IRS beefs up compute power for fraud detection
Connecting state and local government leaders
When IRS ran a test of its fraud-detection algorithm on a GPU-accelerated platform across 4 terabyes of data, processing speeds increased 10-fold.
The IRS’ Office of Research, Applied Analytics and Statistics (RAAS) increased processing speeds 10-fold during a pilot test of a GPU-acceleration platform.
For the test, IRS built a cluster for its fraud-detection algorithm and ran a dataset of about 4 terabytes against it.
“Our expectation was we were definitely going to see some speed-up in computational processing,” but we didn’t expect that much, Joe Ansaldi, RAAS chief technical branch leader said during an Aug. 5 online event discussing the GPU-accelerated Cloudera Data Platform (CDP) on NVIDIA-certified systems.
RAAS has struggled with having the infrastructure to support data mining on its “troves of data,” he added. “Our biggest challenge is definitely the infrastructure to support all the ideas that the subject-matter experts are coming up with,” he said. The SMEs want to “dive in deeper within the algorithm space,” creating and training algorithms and expanding the number of parameters each of those algorithms has, he said.
Cloudera and NVIDIA aim to address key challenges around accelerated data science and artificial intelligence with the CDP powered by NVIDIA computing.
According to Scott McClellan, senior director of NVIDIA’s data science product group, data science starts with a preproduction, or ideation, phase in which researchers iteratively work through data engineering challenges such as aggregation and cleaning to produce labeled data they can use to train machine learning models or feed analytics pipelines.
The faster this phase moves, the more productive data scientists can be in the production phase, when pipelines are running continuously at scale. In that point, researchers may be dealing with individual datasets that are hundreds of gigabytes or terabytes in size and produced on an hourly basis, leading to total data processing in the hundreds of terabytes to petabytes range, McClellan said at an Aug. 3 online event.
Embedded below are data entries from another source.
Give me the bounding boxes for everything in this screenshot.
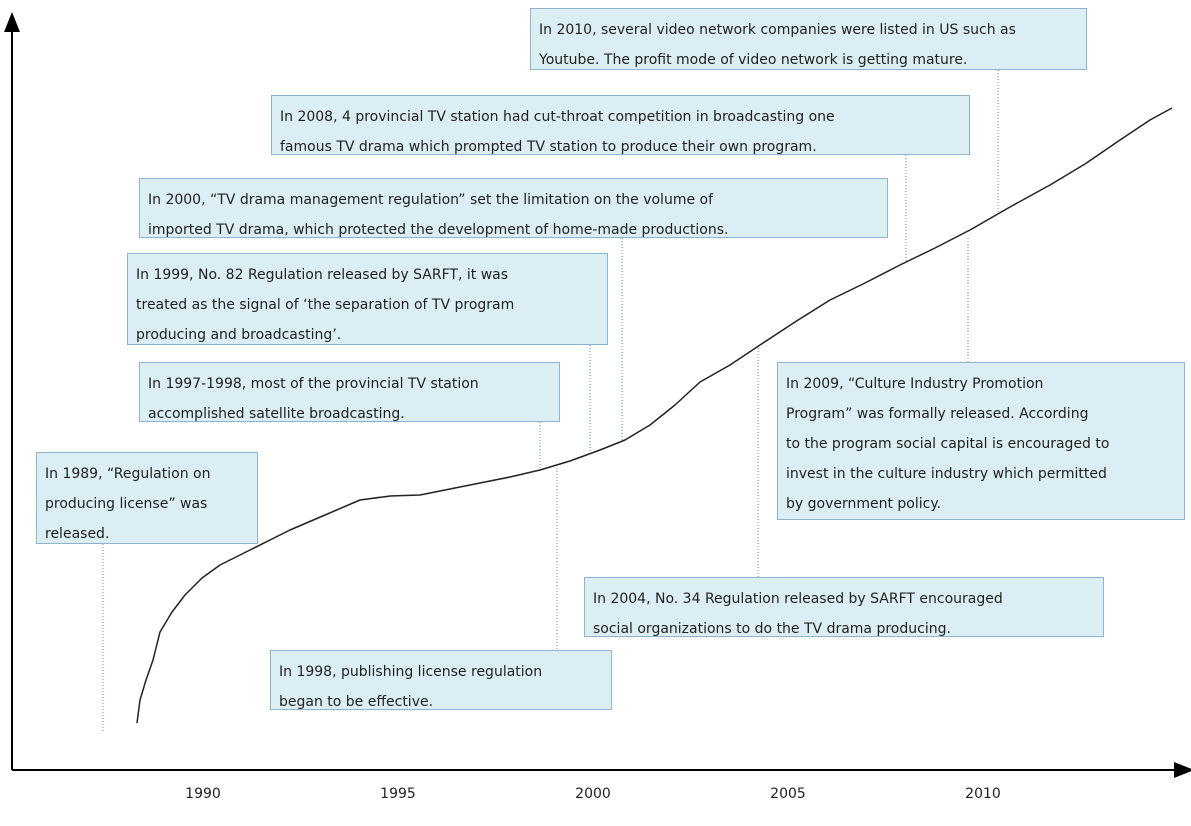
annotation: In 2000, “TV drama management regulation…	[139, 178, 888, 238]
annotation: In 2009, “Culture Industry Promotion Prog…	[777, 362, 1185, 520]
annotation-line: began to be effective.	[279, 694, 434, 710]
annotation-line: In 1998, publishing license regulation	[279, 664, 543, 680]
annotation-line: treated as the signal of ‘the separation…	[136, 297, 515, 313]
x-tick-label: 1995	[380, 786, 416, 802]
x-tick-label: 2000	[575, 786, 611, 802]
annotation: In 1989, “Regulation on producing license…	[36, 452, 258, 544]
annotation-line: producing license” was	[45, 496, 208, 512]
annotation-line: In 2000, “TV drama management regulation…	[148, 192, 714, 208]
annotation-line: producing and broadcasting’.	[136, 327, 342, 343]
annotation: In 1998, publishing license regulation be…	[270, 650, 612, 710]
annotation: In 1999, No. 82 Regulation released by S…	[127, 253, 608, 345]
annotation-line: to the program social capital is encoura…	[786, 436, 1110, 452]
x-tick-label: 2010	[965, 786, 1001, 802]
growth-curve	[136, 107, 1173, 724]
annotation: In 2008, 4 provincial TV station had cut…	[271, 95, 970, 155]
annotation-line: Program” was formally released. Accordin…	[786, 406, 1089, 422]
x-tick-label: 1990	[185, 786, 221, 802]
leader-lines	[102, 70, 999, 732]
annotation-line: released.	[45, 526, 110, 542]
annotation-line: famous TV drama which prompted TV statio…	[280, 139, 817, 155]
annotation-line: social organizations to do the TV drama …	[593, 621, 951, 637]
annotation-line: In 2010, several video network companies…	[539, 22, 1016, 38]
annotation-line: by government policy.	[786, 496, 942, 512]
annotation-line: In 1997-1998, most of the provincial TV …	[148, 376, 479, 392]
annotation-line: In 1989, “Regulation on	[45, 466, 211, 482]
annotation-line: imported TV drama, which protected the d…	[148, 222, 729, 238]
annotation-line: In 2008, 4 provincial TV station had cut…	[280, 109, 835, 125]
x-tick-label: 2005	[770, 786, 806, 802]
annotation-line: accomplished satellite broadcasting.	[148, 406, 405, 422]
annotation-line: invest in the culture industry which per…	[786, 466, 1107, 482]
annotation: In 2010, several video network companies…	[530, 8, 1087, 70]
annotation-line: In 2004, No. 34 Regulation released by S…	[593, 591, 1003, 607]
x-ticks: 1990 1995 2000 2005 2010	[185, 786, 1001, 802]
annotation: In 1997-1998, most of the provincial TV …	[139, 362, 560, 422]
annotation: In 2004, No. 34 Regulation released by S…	[584, 577, 1104, 637]
annotation-line: In 1999, No. 82 Regulation released by S…	[136, 267, 509, 283]
annotation-line: In 2009, “Culture Industry Promotion	[786, 376, 1044, 392]
annotation-line: Youtube. The profit mode of video networ…	[539, 52, 968, 68]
CDP is a hybrid multicloud platform that can run in a data center, in the cloud or across both. It has a Shared Data Experience layer that handles security, governance, lineage, migration and metadata. Running on that is the Cloudera Accelerated Runtime with NVIDIA RAPIDS, a suite of open source software libraries and application programming interfaces for executing data science pipelines entirely on GPUs. On top of that sits user-facing data services.
With the services, users can run life cycle data, stream data, store and enrich data, report on it, build operational applications and build ML and AI models, said Sushil Thomas, vice president of ML at Cloudera.
“Cloudera integrates this functionality into CDP so that all of our customers and all of that data have access to that acceleration without making any changes to their application, and that’s really important,” Thomas said. “Customers don’t have to go and rewrite things; their existing applications work.”
“It lets our customers do more. On the ML side, this means more compute power and model-creating and getting to better model accuracy,” he added. “On the data engineering side, it means accelerated processing with five times or more full-stack acceleration when you think about an end-to-end data science workload. This means you can do five times more with the same data center footprint.”
At RAAS, Ansaldi said the subject-matter expert who worked on the fraud-detection algorithm will continue running that and that the department plans to procure NVIDIA A100 Tensor CORE GPU cards, which accelerate data center compute abilities, to expand testing.
“With the pilot now, we have an idea of the infrastructure we need going forward and also just in terms of thinking of the algorithms and how we can approach these problems to actually code out the solutions to them,” he said. “Now the shackles are off and we can just run to our heart’s desire.”